Quem sou eu

Gráfico

O artigo de hoje ia ser só isso aí em cima mesmo, porque eu pensei: “já que não sei mais escrever, vou começar a desenhar minhas ideias”.

Mas enquanto eu estava finalizando os últimos detalhes, recebi a notícia de que o Professor Sandro Silva e Costa havia se suicidado e pensei que não seria apropriado publicar uma piada.

Logo em seguida, pensei que talvez conseguisse extrair alguma coisa útil das duas situações anti-sincronicamente emaranhadas.

O que leva uma pessoa a tirar a própria vida? O que poderia ser tão ruim assim?

Essa linha de pensamento é sempre a primeira e a mais perigosa, pois eu estou supondo que uma escolha, mas isso é uma falácia.

Uma pessoa neurologicamente prejudicada não enxerga alternativa. Não é questão de opção, apenas um adiantamento no inevitável décimo-terceiro da vida.

“Todos vamos morrer de todo jeito, então por que permanecer aturando uma coisa que eu não gosto?”

Isso é, para mim, ainda mais triste, pois não há apoio familiar ou terapia que resolva. Só remédio.

Muito.

Para o resto da vida.

Assim como não há psicoterapia anticonvulsiva pois não existe conversa que resolva falhas eletroencefálicas, o mesmo é verdade para desequilíbrios químicos no cérebro. Palavras são poderosas, mas não onipotentes.

Para aumentar a minha tristeza, do plano individual para o público, existem aqueles que ignorantemente condenam o sujeito por ser “fraco” ou as pessoas que o rodeiam por não “enxergarem os sinais”.

Depois que o diabo do cachorro morde é fácil lembrar que ele “latia de um jeito estranho”, né? Previsões são sempre excelentes quando surgem depois do fato.

Os últimos textos de Stephen Dedalus mostram “claramente” como ele estava prestes a cometer um ato terrível:

“Ontem cheguei ao fundo do poço.

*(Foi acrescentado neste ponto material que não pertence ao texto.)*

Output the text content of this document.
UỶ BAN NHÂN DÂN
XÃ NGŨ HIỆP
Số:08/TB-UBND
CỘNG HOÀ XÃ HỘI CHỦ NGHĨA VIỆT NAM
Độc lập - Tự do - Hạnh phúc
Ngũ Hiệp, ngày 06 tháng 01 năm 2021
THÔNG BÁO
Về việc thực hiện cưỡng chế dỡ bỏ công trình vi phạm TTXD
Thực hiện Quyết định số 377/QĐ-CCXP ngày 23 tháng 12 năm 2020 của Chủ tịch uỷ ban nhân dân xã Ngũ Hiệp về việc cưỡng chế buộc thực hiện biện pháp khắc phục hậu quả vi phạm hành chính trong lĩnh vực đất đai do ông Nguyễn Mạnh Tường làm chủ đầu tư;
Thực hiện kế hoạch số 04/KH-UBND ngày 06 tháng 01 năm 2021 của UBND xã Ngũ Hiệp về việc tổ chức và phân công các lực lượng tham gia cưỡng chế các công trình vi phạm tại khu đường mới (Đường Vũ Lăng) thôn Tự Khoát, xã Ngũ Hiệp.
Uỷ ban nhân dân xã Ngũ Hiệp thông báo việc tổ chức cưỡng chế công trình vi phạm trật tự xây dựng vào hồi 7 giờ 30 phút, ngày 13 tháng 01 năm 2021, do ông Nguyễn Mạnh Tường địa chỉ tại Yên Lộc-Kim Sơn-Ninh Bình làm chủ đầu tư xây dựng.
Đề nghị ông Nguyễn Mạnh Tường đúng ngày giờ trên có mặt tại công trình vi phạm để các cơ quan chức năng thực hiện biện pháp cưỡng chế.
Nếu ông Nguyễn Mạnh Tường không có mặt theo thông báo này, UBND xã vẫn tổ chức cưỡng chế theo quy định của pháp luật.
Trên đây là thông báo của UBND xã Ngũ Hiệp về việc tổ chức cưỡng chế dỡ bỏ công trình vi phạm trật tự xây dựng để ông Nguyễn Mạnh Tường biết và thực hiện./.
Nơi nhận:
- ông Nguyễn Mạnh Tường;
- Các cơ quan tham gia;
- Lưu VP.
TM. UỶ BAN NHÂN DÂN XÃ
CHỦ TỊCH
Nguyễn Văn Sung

No começo do dia encarei o abismo por longos minutos, decidindo se dava um passo à frente ou não, depois vaguei o dia todo a pé sem rumo, sem lugar para ir e sem praticamente falar com qualquer pessoa, só para terminar o dia muito cansado.”

Claro como o dia, não?

Agora esse outro pedaço de texto, de outra pessoa, igualmente carregado de frustração:

“Pois bem, reitero o apelo: procura-se a felicidade. Eu não sei onde ela está, devo tê-la perdido em algum lugar, mas sei descrever bem sua aparência por ter convivido tanto tempo com ela.
Mas aparentemente agora ela é Isabeau para meu Navarre, desaparecendo quando eu acordo e retornando quando me recolho.”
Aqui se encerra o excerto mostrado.